One pipe can fill a swimming pool in 8 hours. Another pipe takes 12 hours. How long will it take to fill the pool if both pipes are used simultaneously?

let t equal the fill time

the pipes each fill a fraction of the pool
the fractions sum to one (the whole pool)

one fraction is t/8
the other is t/12

t/8 + t/12 = 1

24 is the LCD

3t + 2t = 24

4.8 hrs

Isnt five divided by 24 invalid?

I don't know because I need it for RSM

To find out how long it will take to fill the pool when both pipes are used simultaneously, you can use the concept of work rate.

The work rate of a pipe can be defined as the amount of work it can do in one unit of time. In this case, the work rate of the first pipe is 1 pool per 8 hours, and the work rate of the second pipe is 1 pool per 12 hours.

When both pipes are used simultaneously, their work rates are combined, so you can add them together to find the total work rate.

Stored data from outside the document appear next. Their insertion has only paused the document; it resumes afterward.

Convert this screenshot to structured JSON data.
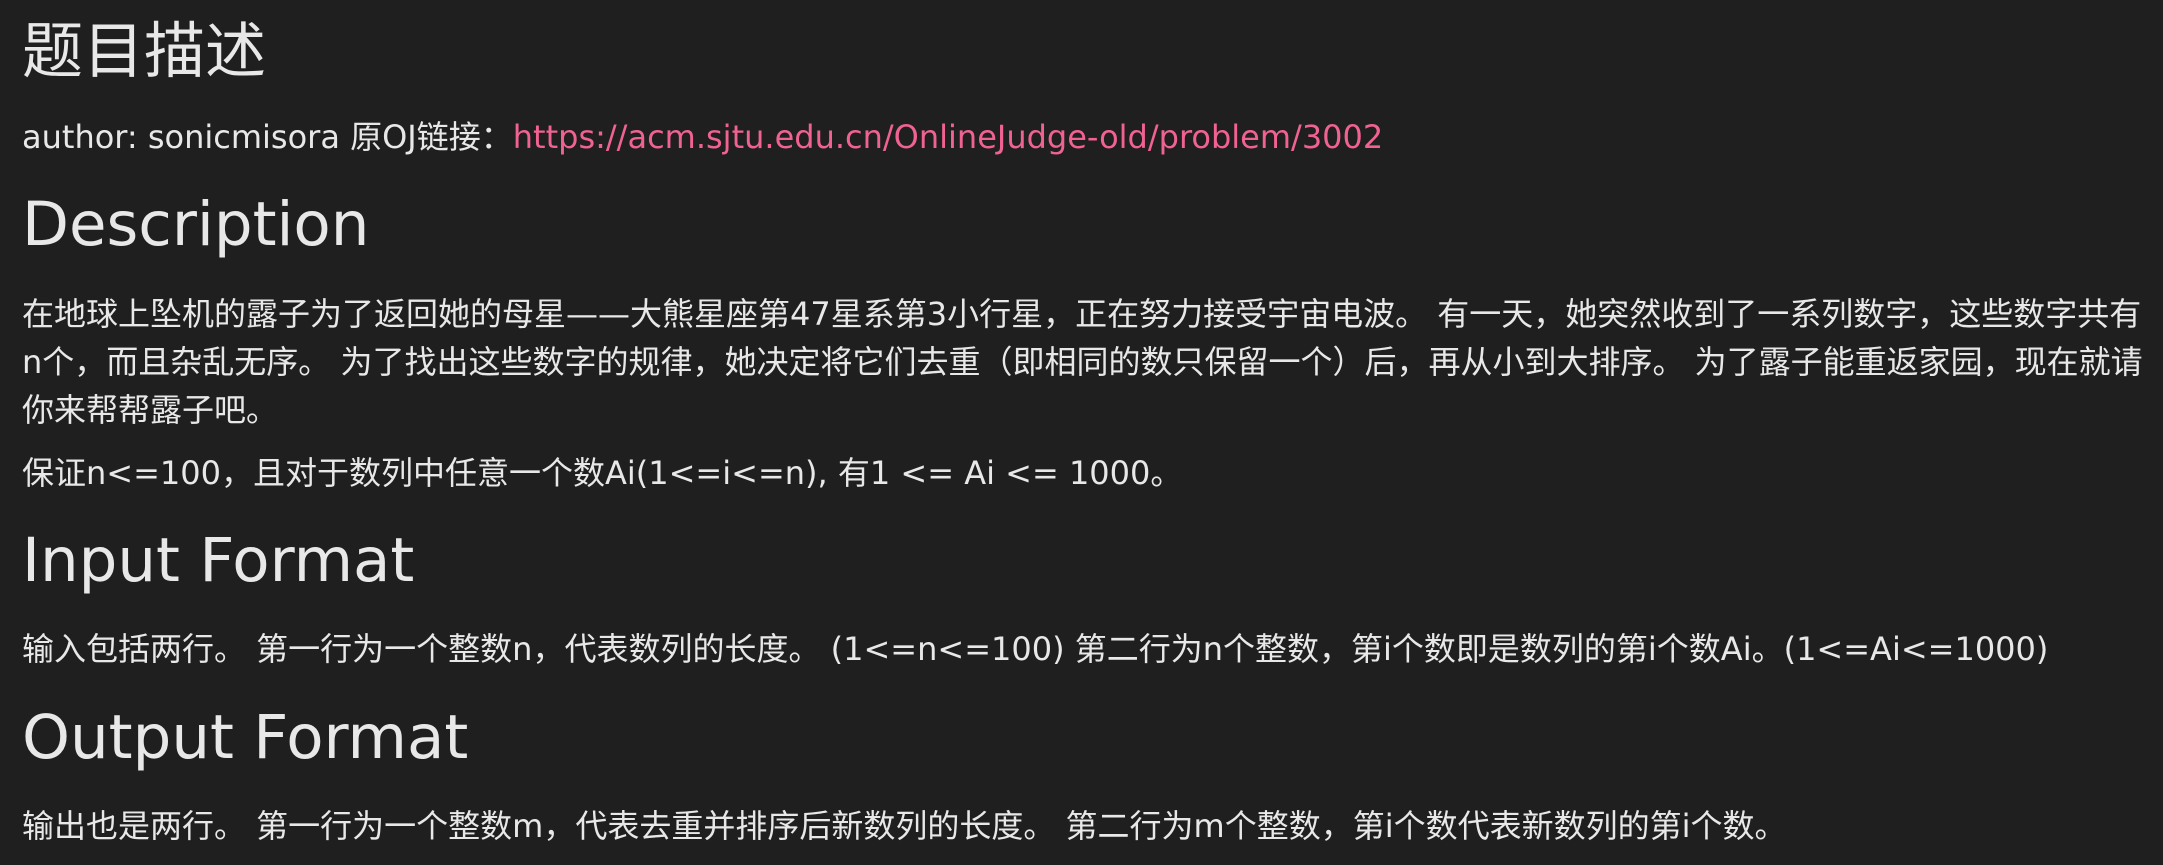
{
  "title": "题目描述",
  "author_line": {
    "author_label": "author: sonicmisora 原OJ链接：",
    "link_text": "https://acm.sjtu.edu.cn/OnlineJudge-old/problem/3002"
  },
  "description": {
    "heading": "Description",
    "para1": "在地球上坠机的露子为了返回她的母星——大熊星座第47星系第3小行星，正在努力接受宇宙电波。 有一天，她突然收到了一系列数字，这些数字共有n个，而且杂乱无序。 为了找出这些数字的规律，她决定将它们去重（即相同的数只保留一个）后，再从小到大排序。 为了露子能重返家园，现在就请你来帮帮露子吧。",
    "para2": "保证n<=100，且对于数列中任意一个数Ai(1<=i<=n), 有1 <= Ai <= 1000。"
  },
  "input_format": {
    "heading": "Input Format",
    "text": "输入包括两行。 第一行为一个整数n，代表数列的长度。 (1<=n<=100) 第二行为n个整数，第i个数即是数列的第i个数Ai。(1<=Ai<=1000)"
  },
  "output_format": {
    "heading": "Output Format",
    "text": "输出也是两行。 第一行为一个整数m，代表去重并排序后新数列的长度。 第二行为m个整数，第i个数代表新数列的第i个数。"
  },
  "colors": {
    "background": "#1f1f1f",
    "text": "#e8e8e8",
    "link": "#f06292"
  }
}
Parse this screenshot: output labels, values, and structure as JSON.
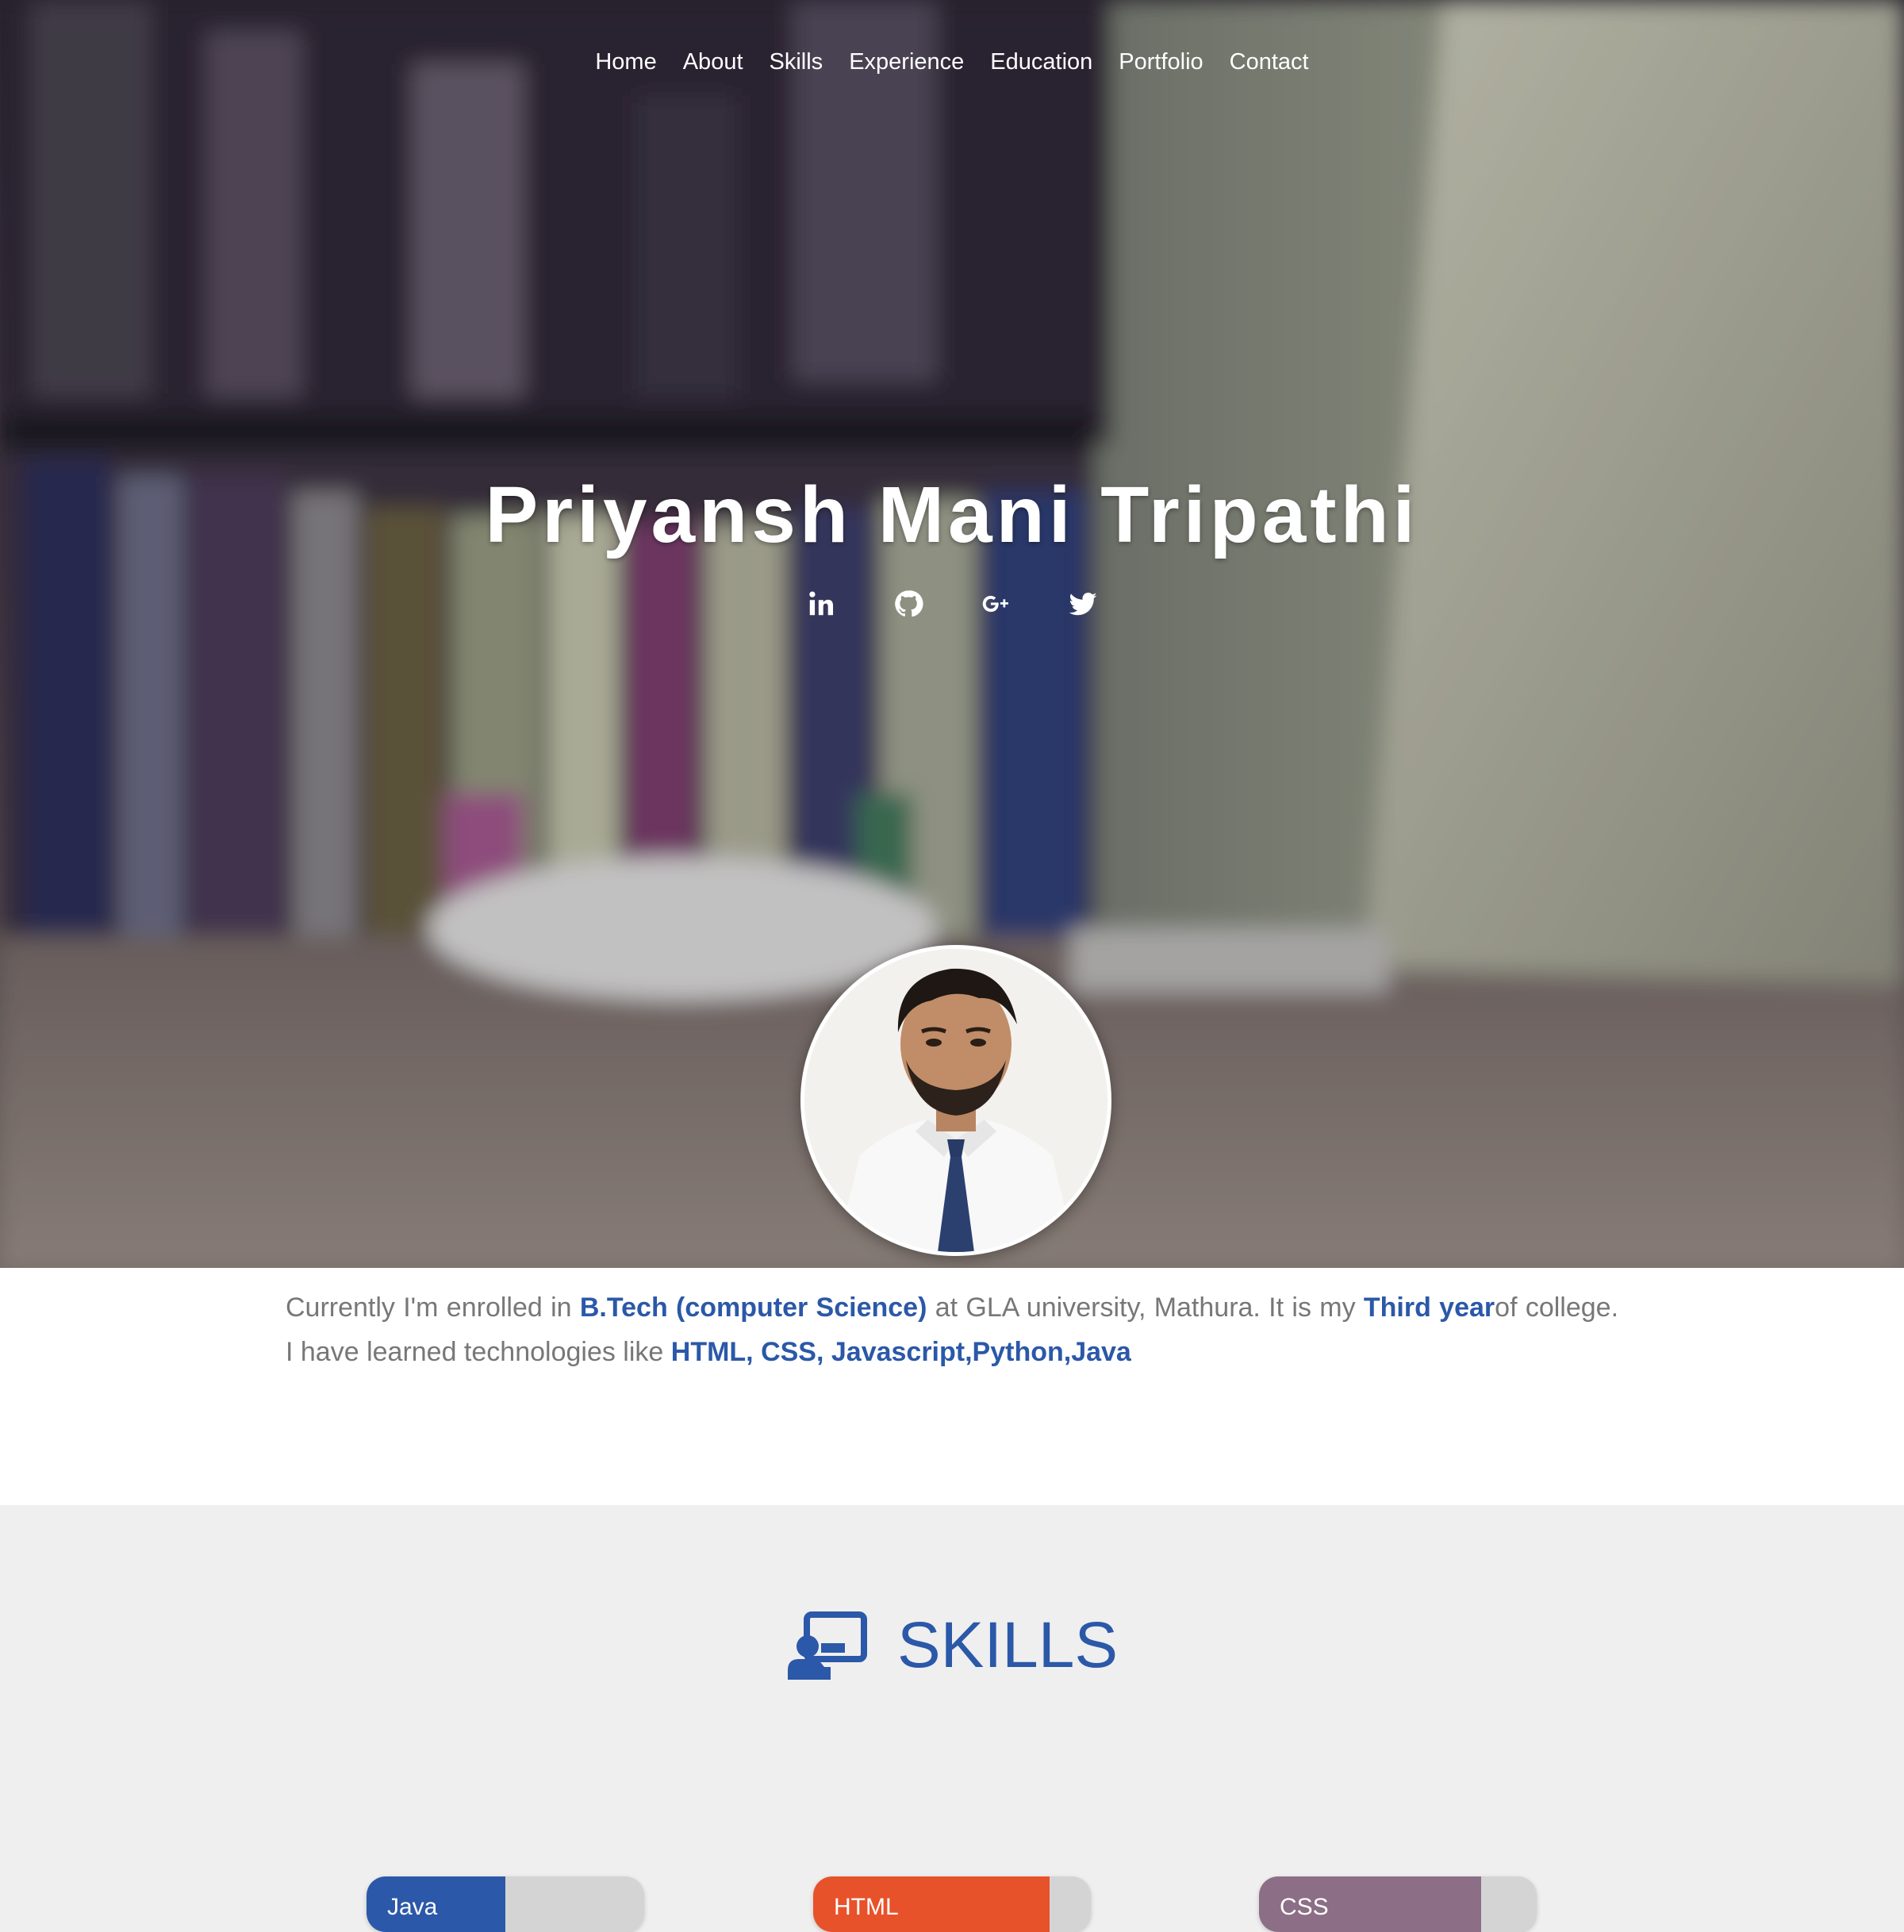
{
  "nav": {
    "items": [
      "Home",
      "About",
      "Skills",
      "Experience",
      "Education",
      "Portfolio",
      "Contact"
    ]
  },
  "hero": {
    "name": "Priyansh Mani Tripathi",
    "social_icons": [
      "linkedin-icon",
      "github-icon",
      "google-plus-icon",
      "twitter-icon"
    ]
  },
  "about": {
    "t1": "Currently I'm enrolled in ",
    "b1": "B.Tech (computer Science)",
    "t2": " at GLA university, Mathura. It is my ",
    "b2": "Third year",
    "t3": "of college. I have learned technologies like ",
    "b3": "HTML, CSS, Javascript,Python,Java"
  },
  "skills": {
    "heading": "SKILLS",
    "icon": "teacher-board-icon",
    "items": [
      {
        "label": "Java",
        "level": 0.5,
        "color": "#2b58a8"
      },
      {
        "label": "HTML",
        "level": 0.85,
        "color": "#e8522a"
      },
      {
        "label": "CSS",
        "level": 0.8,
        "color": "#8c6e86"
      }
    ]
  },
  "colors": {
    "accent": "#2b58a8",
    "about_text": "#777777",
    "skills_bg": "#efefef"
  }
}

So the total work rate when both pipes are used is 1/8 + 1/12 pools per hour.

To simplify this equation, you need to find a common denominator. The product of the denominators 8 and 12 is 96, so you can rewrite the equation as 12/96 + 8/96.

Now, add the numerators together and keep the common denominator: 12 + 8 = 20. The equation becomes 20/96.

To determine how long it will take to fill the pool, you can calculate the reciprocal of the work rate. The reciprocal of 20/96 is 96/20, which simplifies to 4.8.

Therefore, it will take approximately 4.8 hours to fill the pool if both pipes are used simultaneously.